The South Africans at the bottom of the food pyramids are unhappy that they have so much competition. Unfortunately, the country is surrounded by a few countries with serious economic challenges. It is thus up to the government to be systemic in their approach to problem-solving rather than short-term thinking. You cannot just tell your citizens to stop Xenophobia without a will to make their lives better. Are there active policies to address the poverty? What is the plan to address the education gap? How do we address the work ethics that has been a major concern for employers? Is there a plan to replicate what the University of Stellenbosch Business School is doing in Cape Town to empower local entrepreneurs in other places in SA? Can the primary school curriculum in SA address an obvious gap in Africa knowledge as even graduates have very little knowledge of “Amakwerekwere” and where they come from. An average township South African thinks he is superior to other Africans, how do we stop this? Are there any plans to secure the border in a better way? No need allowing people in and then get killed. How is the police going to deal with criminals – local and foreigners that hijack, sell drugs, etc?
The government must also introspect and remember that the same root cause of these Xenophobic attacks is linked to the farm murders. When the Xenophobia subsides – farm murders continue. It is like there is something to blame for the bad economic condition of the poor black South African at every point in time. Land grabbing is also a threat that is becoming real. When will the government understand that these issues are not isolated but all interconnected?
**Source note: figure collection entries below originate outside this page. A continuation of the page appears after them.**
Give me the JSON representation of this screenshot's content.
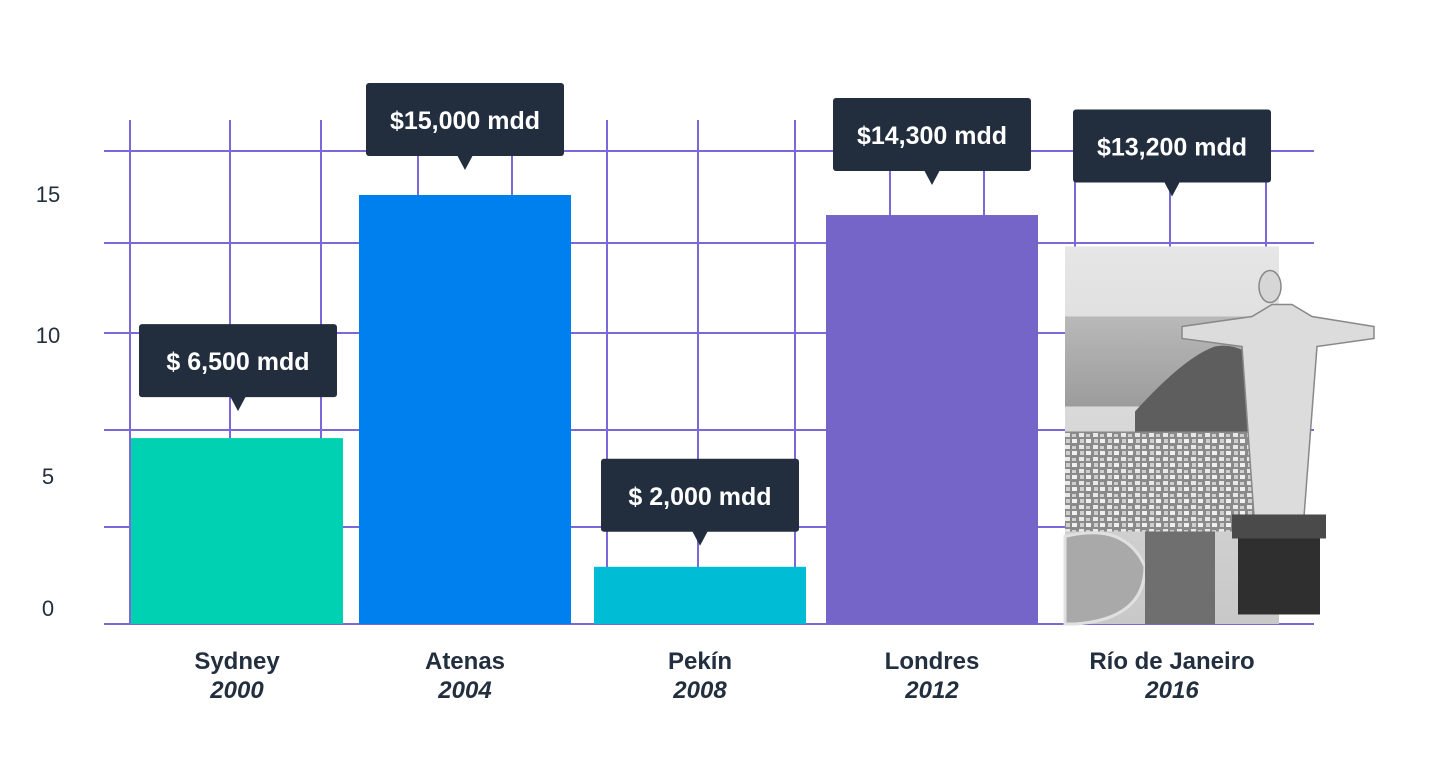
{
  "chart_data": {
    "type": "bar",
    "title": "",
    "xlabel": "",
    "ylabel": "",
    "ylim": [
      0,
      17.5
    ],
    "yticks": [
      0,
      5,
      10,
      15
    ],
    "grid": true,
    "categories": [
      "Sydney",
      "Atenas",
      "Pekín",
      "Londres",
      "Río de Janeiro"
    ],
    "years": [
      "2000",
      "2004",
      "2008",
      "2012",
      "2016"
    ],
    "values": [
      6.5,
      15.0,
      2.0,
      14.3,
      13.2
    ],
    "data_labels": [
      "$ 6,500 mdd",
      "$15,000 mdd",
      "$ 2,000 mdd",
      "$14,300 mdd",
      "$13,200 mdd"
    ],
    "colors": [
      "#00d1b2",
      "#0080ee",
      "#00bcd4",
      "#7565c8",
      "photo"
    ],
    "grid_color": "#7b68d9",
    "callout_color": "#222e3d",
    "text_color": "#232f3e",
    "last_bar_image": "christ-the-redeemer-photo"
  }
}
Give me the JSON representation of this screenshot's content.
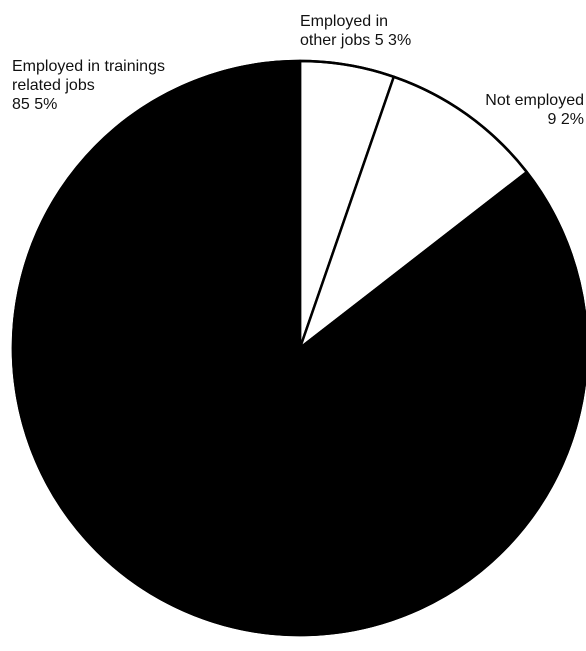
{
  "chart_data": {
    "type": "pie",
    "slices": [
      {
        "label_lines": [
          "Employed in",
          "other jobs 5 3%"
        ],
        "value": 5.3,
        "color": "#ffffff"
      },
      {
        "label_lines": [
          "Not employed",
          "9 2%"
        ],
        "value": 9.2,
        "color": "#ffffff"
      },
      {
        "label_lines": [
          "Employed in trainings",
          "related jobs",
          "85 5%"
        ],
        "value": 85.5,
        "color": "#000000"
      }
    ],
    "start_angle_deg": 0,
    "direction": "clockwise"
  }
}
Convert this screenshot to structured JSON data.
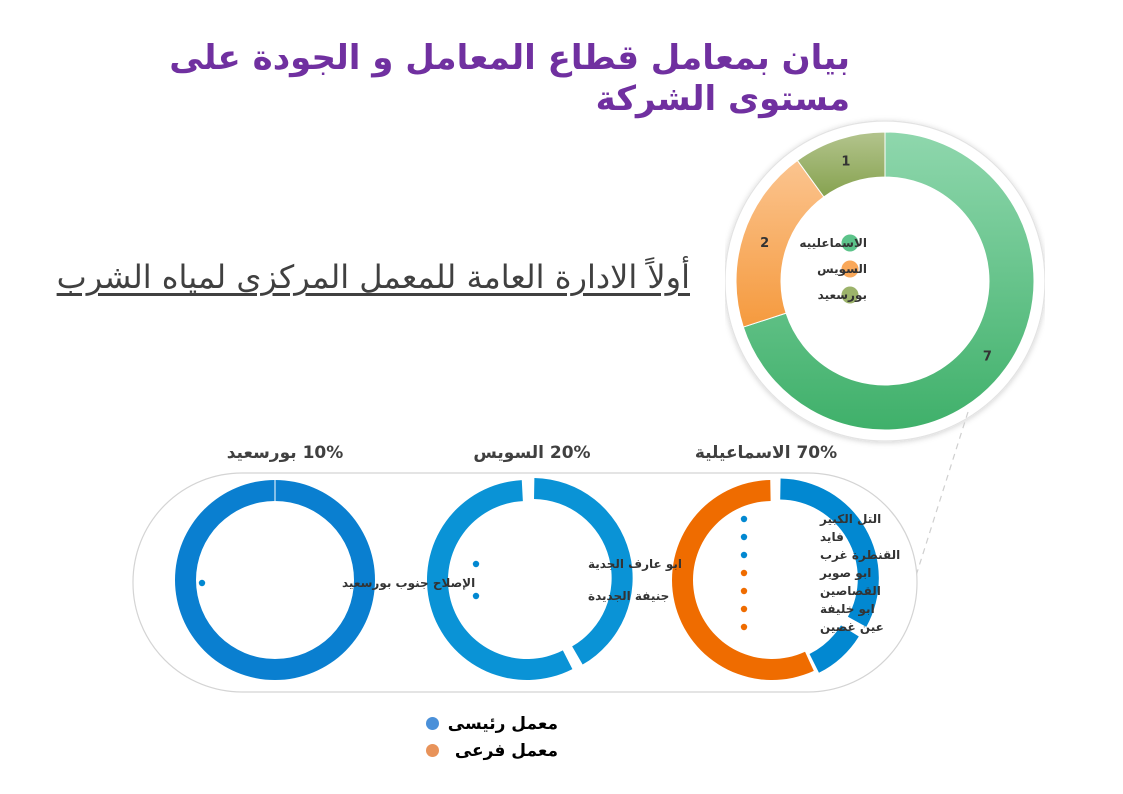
{
  "title": "بيان بمعامل قطاع المعامل و الجودة على مستوى الشركة",
  "subtitle": "أولاً الادارة العامة  للمعمل المركزى لمياه الشرب",
  "colors": {
    "ismailia": "#5cc38a",
    "suez": "#f9a85a",
    "portsaid": "#9cb36b",
    "main_lab": "#0288d1",
    "branch_lab": "#ef6c00",
    "title": "#7030a0"
  },
  "chart_data": [
    {
      "type": "pie",
      "variant": "donut",
      "categories": [
        "الاسماعلييه",
        "السويس",
        "بورسعيد"
      ],
      "values": [
        7,
        2,
        1
      ],
      "data_labels": [
        "7",
        "2",
        "1"
      ],
      "legend": [
        "الاسماعلييه",
        "السويس",
        "بورسعيد"
      ],
      "legend_placement": "center"
    },
    {
      "type": "pie",
      "variant": "donut",
      "header": "70%  الاسماعيلية",
      "series": [
        {
          "name": "معمل رئيسى",
          "values": [
            3
          ]
        },
        {
          "name": "معمل فرعى",
          "values": [
            4
          ]
        }
      ],
      "items": [
        {
          "label": "التل الكبير",
          "kind": "main"
        },
        {
          "label": "فايد",
          "kind": "main"
        },
        {
          "label": "القنطرة غرب",
          "kind": "main"
        },
        {
          "label": "ابو صوير",
          "kind": "branch"
        },
        {
          "label": "القصاصين",
          "kind": "branch"
        },
        {
          "label": "ابو خليفة",
          "kind": "branch"
        },
        {
          "label": "عين غصين",
          "kind": "branch"
        }
      ]
    },
    {
      "type": "pie",
      "variant": "donut",
      "header": "20% السويس",
      "series": [
        {
          "name": "معمل رئيسى",
          "values": [
            2
          ]
        }
      ],
      "items": [
        {
          "label": "ابو عارف الجدية",
          "kind": "main"
        },
        {
          "label": "جنيفة الجديدة",
          "kind": "main"
        }
      ]
    },
    {
      "type": "pie",
      "variant": "donut",
      "header": "10% بورسعيد",
      "series": [
        {
          "name": "معمل رئيسى",
          "values": [
            1
          ]
        }
      ],
      "items": [
        {
          "label": "الإصلاح جنوب بورسعيد",
          "kind": "main"
        }
      ]
    }
  ],
  "legend": [
    {
      "label": "معمل رئيسى",
      "color": "#4a90d9"
    },
    {
      "label": "معمل فرعى",
      "color": "#e8935a"
    }
  ]
}
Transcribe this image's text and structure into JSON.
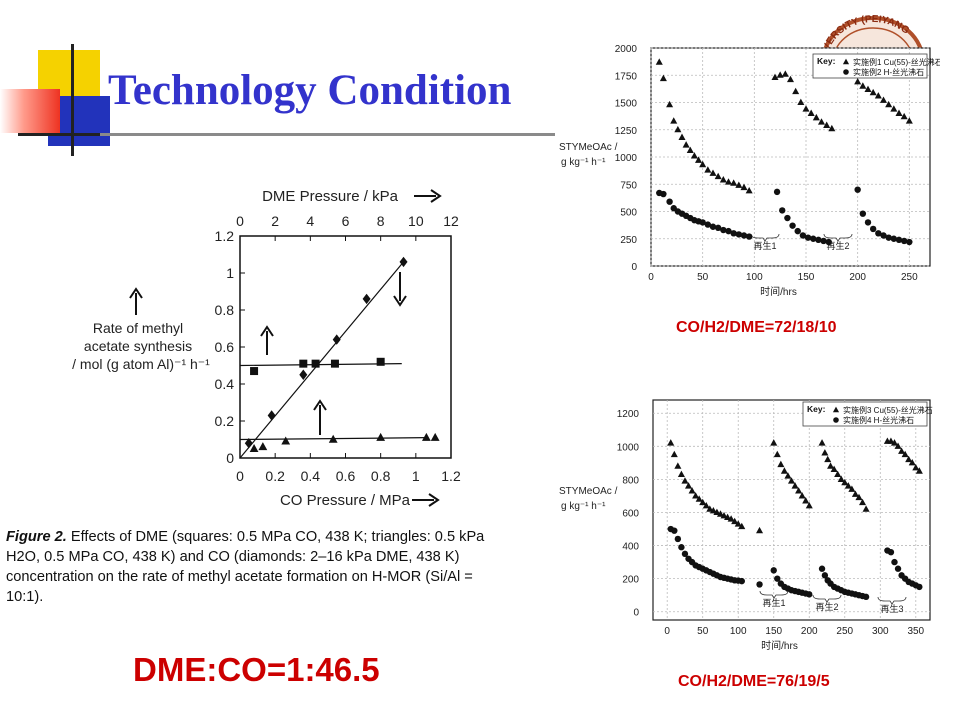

When would there be a realization that if all foreigners are chased away and let’s even say all White South Africans leave – that it won’t solve the underlying issues that lead to these aggression? Do we know that there will be blame games between Ngunis and other Blacks even if no other ethnic groups reside in South Africa?
Until the government of the RSA decides to get to the root of the problems and address them rather than the symptoms – the concept of an eternal prosperous South Africa with its rainbow color will remain a dream. The economy has already taken a hit and the symptoms of a country on the brink of losing its path to greatness are already appearing in the form of load shedding and other obvious issues.
I will expect the government and well meaning citizens of South Africa to revert back to the report of the committee that worked on the Dinokeng Scenario. That scenario planning exercise could have saved South Africa lots of blushes she is experiencing today. This beautiful country has loads to offer the World with its beautiful environment, diversity and economic potentials.
God bless South Africa, Africa and the world at large!